³ for the usual snpeff and vep annotations, custom types have been specified; any unknown ANN field will simply be of type str. If something lacks a custom parser/type, please consider filing an issue in the issue tracker.

⁴ vembrane does not handle multi-allelic records itself. Instead, such files should be preprocessed by either of the following tools (preferably even before annotation):

• bcftools norm -m-any […]
• gatk LeftAlignAndTrimVariants […] --split-multi-allelics
• vcfmulti2oneallele […]

Examples

• Only keep annotations and variants where gene equals “CDH2” and its impact is “HIGH”:

  vembrane filter 'ANN["SYMBOL"] == "CDH2" and ANN["Annotation_Impact"] == "HIGH"' variants.bcf

• Only keep variants with quality at least 30:

  vembrane filter 'QUAL >= 30' variants.vcf

• Only keep annotations and variants where feature (transcript) is ENST00000307301:

  vembrane filter 'ANN["Feature"] == "ENST00000307301"' variants.bcf

• Only keep annotations and variants where protein position is less than 10:

  vembrane filter 'ANN["Protein_position"].start < 10' variants.bcf

• Only keep variants where the ID matches the regex pattern ^rs[0-9]+:

  vembrane filter 'bool(re.search("^rs[0-9]+", ID or ""))' variants.vcf

• Only keep variants where mapping quality is exactly 60:

  vembrane filter 'INFO["MQ"] == 60' variants.bcf

• Only keep annotations and variants where CLIN_SIG contains “pathogenic”, “likely_pathogenic” or “drug_response”:

  vembrane filter \
    'any(entry in ANN["CLIN_SIG"]
         for entry in ("pathogenic", "likely_pathogenic", "drug_response"))' \
    variants.vcf

  Using set operations, the same may also be expressed as:

  vembrane filter \
    'not {"pathogenic", "likely_pathogenic", "drug_response"}.isdisjoint(ANN["CLIN_SIG"])' \
    variants.vcf

• Filter on sample specific values:

  • by sample name:

    vembrane filter 'FORMAT["DP"]["specific_sample_name"] > 0' variants.vcf

  • by sample index:

    vembrane filter 'FORMAT["DP"][0] > 0' variants.vcf

  • by sample name based on the index in the list of SAMPLES:

    vembrane filter 'FORMAT["DP"][SAMPLES[0]] > 0' variants.vcf

  • using all or a subset of SAMPLES:

    vembrane filter 'mean(FORMAT["DP"][s] for s in SAMPLES) > 10' variants.vcf

• Filter on genotypes for specific samples (named “kid”, “mom”, “dad”):

  vembrane filter \
    'is_het("kid") and is_hom_ref("mom") and is_hom_ref("dad") and \
     all(FORMAT["DP"][s] > 10 for s in ["kid", "mom", "dad"])' \
    variants.vcf

• Explicitly access the GT field for the first sample in the file:

  vembrane filter 'FORMAT["GT"][0] == (1, 1)' variants.vcf

Custom ANN types

vembrane parses entries in the annotation field (ANN or whatever you specify under --annotation-key) as outlined in docs/ann_types.md.

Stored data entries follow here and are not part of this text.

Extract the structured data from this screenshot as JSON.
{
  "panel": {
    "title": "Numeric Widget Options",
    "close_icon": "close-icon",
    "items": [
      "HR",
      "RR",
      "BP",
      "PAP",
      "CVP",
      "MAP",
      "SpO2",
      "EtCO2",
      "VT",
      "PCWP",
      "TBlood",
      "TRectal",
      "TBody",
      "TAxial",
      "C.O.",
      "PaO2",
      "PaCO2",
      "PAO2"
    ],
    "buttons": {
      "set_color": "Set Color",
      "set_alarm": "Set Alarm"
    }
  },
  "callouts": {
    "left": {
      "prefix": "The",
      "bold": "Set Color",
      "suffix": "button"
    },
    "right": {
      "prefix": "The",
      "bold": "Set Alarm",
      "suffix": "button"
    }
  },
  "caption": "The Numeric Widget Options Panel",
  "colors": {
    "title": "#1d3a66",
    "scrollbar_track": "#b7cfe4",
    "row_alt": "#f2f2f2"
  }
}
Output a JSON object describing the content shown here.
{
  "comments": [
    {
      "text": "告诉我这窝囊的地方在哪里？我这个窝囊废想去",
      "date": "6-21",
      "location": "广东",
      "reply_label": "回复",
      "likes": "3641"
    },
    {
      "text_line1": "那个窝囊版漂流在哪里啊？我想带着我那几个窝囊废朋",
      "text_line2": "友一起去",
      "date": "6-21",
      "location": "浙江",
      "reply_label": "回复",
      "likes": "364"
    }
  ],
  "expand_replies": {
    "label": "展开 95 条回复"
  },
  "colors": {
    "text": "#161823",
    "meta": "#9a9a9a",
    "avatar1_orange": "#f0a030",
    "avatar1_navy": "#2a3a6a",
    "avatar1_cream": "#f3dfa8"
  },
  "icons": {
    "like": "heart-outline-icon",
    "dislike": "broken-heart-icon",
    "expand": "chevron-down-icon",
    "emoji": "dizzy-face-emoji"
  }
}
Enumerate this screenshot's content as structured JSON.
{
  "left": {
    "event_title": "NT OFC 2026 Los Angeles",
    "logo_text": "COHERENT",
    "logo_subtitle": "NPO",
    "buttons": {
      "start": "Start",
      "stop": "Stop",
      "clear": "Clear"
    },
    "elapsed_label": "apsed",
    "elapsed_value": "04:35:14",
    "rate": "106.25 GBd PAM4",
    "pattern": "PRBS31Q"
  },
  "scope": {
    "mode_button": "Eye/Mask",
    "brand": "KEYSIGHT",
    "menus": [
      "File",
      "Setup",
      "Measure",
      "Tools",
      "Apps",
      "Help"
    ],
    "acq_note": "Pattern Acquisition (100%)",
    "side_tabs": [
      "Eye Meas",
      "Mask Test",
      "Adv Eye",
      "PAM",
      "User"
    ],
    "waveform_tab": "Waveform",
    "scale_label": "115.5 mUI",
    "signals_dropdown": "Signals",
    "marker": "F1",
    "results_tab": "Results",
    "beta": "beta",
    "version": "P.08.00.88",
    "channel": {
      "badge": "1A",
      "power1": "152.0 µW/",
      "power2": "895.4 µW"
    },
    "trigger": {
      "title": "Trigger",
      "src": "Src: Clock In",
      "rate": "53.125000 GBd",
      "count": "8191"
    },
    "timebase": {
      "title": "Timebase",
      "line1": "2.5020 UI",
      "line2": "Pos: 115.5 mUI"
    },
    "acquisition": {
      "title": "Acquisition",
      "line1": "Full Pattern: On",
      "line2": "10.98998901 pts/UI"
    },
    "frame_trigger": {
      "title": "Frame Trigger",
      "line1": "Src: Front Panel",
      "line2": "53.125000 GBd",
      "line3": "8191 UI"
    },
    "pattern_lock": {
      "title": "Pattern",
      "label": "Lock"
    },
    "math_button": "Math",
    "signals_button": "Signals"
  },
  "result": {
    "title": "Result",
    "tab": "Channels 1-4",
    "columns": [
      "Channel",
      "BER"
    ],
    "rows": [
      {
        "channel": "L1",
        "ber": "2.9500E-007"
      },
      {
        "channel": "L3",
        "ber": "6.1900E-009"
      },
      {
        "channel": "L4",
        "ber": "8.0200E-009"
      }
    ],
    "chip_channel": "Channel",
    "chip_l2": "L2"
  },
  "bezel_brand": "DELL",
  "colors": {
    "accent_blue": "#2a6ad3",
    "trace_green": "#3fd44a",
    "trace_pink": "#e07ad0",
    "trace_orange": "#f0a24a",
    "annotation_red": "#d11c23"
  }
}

Missing values in annotations

If a certain annotation field lacks a value, it will be replaced with the special value of NA. Comparing with this value will always result in False, e.g. ANN["MOTIF_POS"] > 0 will always evaluate to False if there was no value in the “MOTIF_POS” field of ANN (otherwise the comparison will be carried out with the usual semantics).

For fields with custom types, such as ANN["Protein_position"] which is of type PosRange with attributes start, end and length, trying to access ANN["Protein_position"].start will result in NA if there was no value for "Protein_position" in the annotation of the respective record, i.e. the access will return NA instead of raising an AttributeError. In general, any attribute access on NA will result in NA (and issue a warning to stderr).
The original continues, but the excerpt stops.